Directed by: Gavin Scott | 83 minutes | adventure, family | Actors: Beth Allen, David Aston, Grant Bridger, John Callen, Barry Duffield, Jack Hurst, Michael Hurst, Sasha Tilley, Nicko Vella, Devon Wood
This second part is, if possible, even more chaotic and the acting is even worse than in its predecessor ‘Treasure Island Kids: The Battle for Treasure Island’ (2004). This time the teenagers are making a film. The girls take care of their own production and the boys try to offer something much better in return. At first, both groups bother each other and play all sorts of silly and dirty jokes back and forth, but when they realize that a real sea monster of gigantic proportions is making the waters around the island and finally the island itself unsafe, they join forces.
They receive help from a Professor Kosinski (Grant Bridger) who sees in this monster’s appearance an excellent opportunity to get an extinct, antediluvian creature into his laboratory for thorough scientific research. The beast must be killed first, a not insurmountable problem. But in a movie like this, the monster isn’t bad, of course, just looking for her baby. The children therefore do their utmost to prevent the monster from being killed and ending up on the professor’s cutting table. And hopefully they will also be able to get her baby back to her.

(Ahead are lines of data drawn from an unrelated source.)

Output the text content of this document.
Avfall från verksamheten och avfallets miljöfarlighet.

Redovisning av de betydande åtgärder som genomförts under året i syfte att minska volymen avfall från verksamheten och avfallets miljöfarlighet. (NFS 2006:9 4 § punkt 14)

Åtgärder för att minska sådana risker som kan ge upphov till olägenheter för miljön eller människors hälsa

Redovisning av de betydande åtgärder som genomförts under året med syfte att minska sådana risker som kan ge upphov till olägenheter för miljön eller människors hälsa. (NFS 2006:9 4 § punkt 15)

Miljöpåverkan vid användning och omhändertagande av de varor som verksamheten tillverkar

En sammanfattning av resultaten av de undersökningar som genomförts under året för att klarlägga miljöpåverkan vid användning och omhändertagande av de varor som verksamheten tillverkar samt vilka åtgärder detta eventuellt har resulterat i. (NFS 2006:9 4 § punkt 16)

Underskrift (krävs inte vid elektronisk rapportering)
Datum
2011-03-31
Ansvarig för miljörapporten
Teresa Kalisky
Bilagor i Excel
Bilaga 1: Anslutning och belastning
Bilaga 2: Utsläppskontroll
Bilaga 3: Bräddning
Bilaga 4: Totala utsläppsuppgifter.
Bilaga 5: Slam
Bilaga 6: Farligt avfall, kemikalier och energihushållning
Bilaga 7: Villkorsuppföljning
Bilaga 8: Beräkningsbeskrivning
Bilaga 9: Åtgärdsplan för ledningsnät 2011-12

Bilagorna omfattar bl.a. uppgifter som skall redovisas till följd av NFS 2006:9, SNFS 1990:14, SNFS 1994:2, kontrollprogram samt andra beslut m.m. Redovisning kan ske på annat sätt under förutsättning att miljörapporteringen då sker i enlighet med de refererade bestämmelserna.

The best thing about the movie is that the monster is unashamedly made of plastic, no attempt is made at anything that smells the slightest bit of special effects and that is quite funny. But to make a youth film that is a poor substitute for the not-so-good ‘Loch Ness’ (1996) is really not necessary. Then as a viewer it is better to throw some plastic dinosaurs into a large bath and then sit down and be very afraid of it. And that is probably much more entertaining too.